Even the richest man on board the doomed ship, John J. Astor IV, 48, died in the 1912 disaster. His 18-year-old bride lived to bear him a son.

In all, the death toll of the 2,223 people on board was 818 of 1,316 passengers and 696 of 908 nonpassengers. That was far from the worst maritime disaster in history. The roughly 1,516 lives lost in the Titanic is a fraction of the 9,300 German troops and civilians who died in the 1945 wartime sinking of the German ship Wilhelm Gustloff.

There were 4,400 deaths in the worst peacetime disaster in history, the Philippine ship the Dona Paz, which collided with another ship in 1987.

Those facts were, as they say, the tip of the iceberg.
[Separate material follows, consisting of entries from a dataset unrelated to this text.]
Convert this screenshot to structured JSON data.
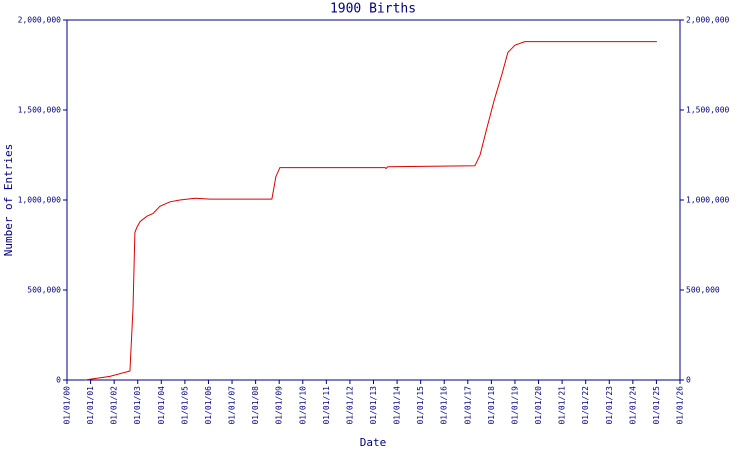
{
  "chart_data": {
    "type": "line",
    "title": "1900 Births",
    "xlabel": "Date",
    "ylabel": "Number of Entries",
    "xlim": [
      0,
      26
    ],
    "xticks": [
      {
        "value": 0,
        "label": "01/01/00"
      },
      {
        "value": 1,
        "label": "01/01/01"
      },
      {
        "value": 2,
        "label": "01/01/02"
      },
      {
        "value": 3,
        "label": "01/01/03"
      },
      {
        "value": 4,
        "label": "01/01/04"
      },
      {
        "value": 5,
        "label": "01/01/05"
      },
      {
        "value": 6,
        "label": "01/01/06"
      },
      {
        "value": 7,
        "label": "01/01/07"
      },
      {
        "value": 8,
        "label": "01/01/08"
      },
      {
        "value": 9,
        "label": "01/01/09"
      },
      {
        "value": 10,
        "label": "01/01/10"
      },
      {
        "value": 11,
        "label": "01/01/11"
      },
      {
        "value": 12,
        "label": "01/01/12"
      },
      {
        "value": 13,
        "label": "01/01/13"
      },
      {
        "value": 14,
        "label": "01/01/14"
      },
      {
        "value": 15,
        "label": "01/01/15"
      },
      {
        "value": 16,
        "label": "01/01/16"
      },
      {
        "value": 17,
        "label": "01/01/17"
      },
      {
        "value": 18,
        "label": "01/01/18"
      },
      {
        "value": 19,
        "label": "01/01/19"
      },
      {
        "value": 20,
        "label": "01/01/20"
      },
      {
        "value": 21,
        "label": "01/01/21"
      },
      {
        "value": 22,
        "label": "01/01/22"
      },
      {
        "value": 23,
        "label": "01/01/23"
      },
      {
        "value": 24,
        "label": "01/01/24"
      },
      {
        "value": 25,
        "label": "01/01/25"
      },
      {
        "value": 26,
        "label": "01/01/26"
      }
    ],
    "ylim": [
      0,
      2000000
    ],
    "yticks": [
      0,
      {
        "value": 500000,
        "label": "500,000"
      },
      {
        "value": 1000000,
        "label": "1,000,000"
      },
      {
        "value": 1500000,
        "label": "1,500,000"
      },
      {
        "value": 2000000,
        "label": "2,000,000"
      }
    ],
    "y2lim": [
      0,
      2000000
    ],
    "y2ticks": [
      0,
      {
        "value": 500000,
        "label": "500,000"
      },
      {
        "value": 1000000,
        "label": "1,000,000"
      },
      {
        "value": 1500000,
        "label": "1,500,000"
      },
      {
        "value": 2000000,
        "label": "2,000,000"
      }
    ],
    "axis_color": "#000080",
    "series": [
      {
        "color": "#dd0000",
        "x": [
          0.76,
          1.82,
          2.67,
          2.8,
          2.88,
          2.97,
          3.1,
          3.39,
          3.65,
          3.94,
          4.37,
          4.79,
          5.43,
          6.06,
          8.69,
          8.86,
          9.03,
          13.49,
          13.53,
          13.61,
          17.3,
          17.52,
          17.81,
          18.11,
          18.45,
          18.7,
          19.0,
          19.42,
          25.02
        ],
        "values": [
          0,
          20000,
          50000,
          400000,
          820000,
          850000,
          880000,
          910000,
          925000,
          965000,
          990000,
          1000000,
          1010000,
          1005000,
          1005000,
          1130000,
          1180000,
          1180000,
          1175000,
          1185000,
          1190000,
          1250000,
          1400000,
          1550000,
          1700000,
          1820000,
          1860000,
          1880000,
          1880000
        ]
      }
    ]
  }
}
The impression from the movie is that the iceberg that doomed the ship caused an extremely large breach in the hull. In truth the rupture was only about 5 to 6 feet long, based on an examination of the wreckage many decades later, Conner said.

The iceberg was about four times as long as the ship. And the ship was as long as four city blocks and as high as an 11-story building. Its famed staircase was seven stories high.

A first-class suite on the voyage from Europe to the United States was $4,300, which translates into $100,000 today.

A first-class cabin cost $57,000 in current dollars, a second-class room was $60 ($1,375 today) and third class was from $15 to $40 ($350 to $900 in today’s dollars).

Most of the third-class passengers aboard the Titanic were coming to America to settle here, she said.

There were 710 of them, and they shared just two bath tubs, she said, because in 1912, “it was believed by many of that class at that time bathing was the cause of respiratory illness, so there wasn’t much bathing that took place, obviously,” she said. The trip was intended to take seven days.

As the movie portrays, there were huge class differences on the ship, with the first-class passengers having a combined wealth of $500 million.

First- and second-class passengers were allowed to get into the life boats before the third-class passengers, as indicated by the number of children in first-class and second-class who died — just one. By comparison, 52 of 79 children in third class died, she said.

Most people don’t know that the ship didn’t just sail directly from Southampton, England, she said. It started there, but made stops in Cherbourg, France, and Queenstown, Ireland, before steaming off into the North Atlantic.

In the days after the Titanic sank, ships were sent into the ocean to retrieve bodies. There were 306 brought back in one ship, 17 in a second ship and four more in a third ship, to be buried in three cemeteries in Halifax, Nova Scotia.

Conner will talk again about the Titanic at 7:30 p.m. Friday under the big tent near the Downtown Amphitheater as she portrays Titanic survivor Edith Russell, an Ohio native and storyteller who gave interviews for six decades after the tragedy.

James Wagner of Warren, who has attended many of the Ohio Chautauqua events in recent years, said he found the discussion of the conditions of the third-class passengers interesting, because his grandparents and their children came to America on a ship at about that time and probably traveled third class.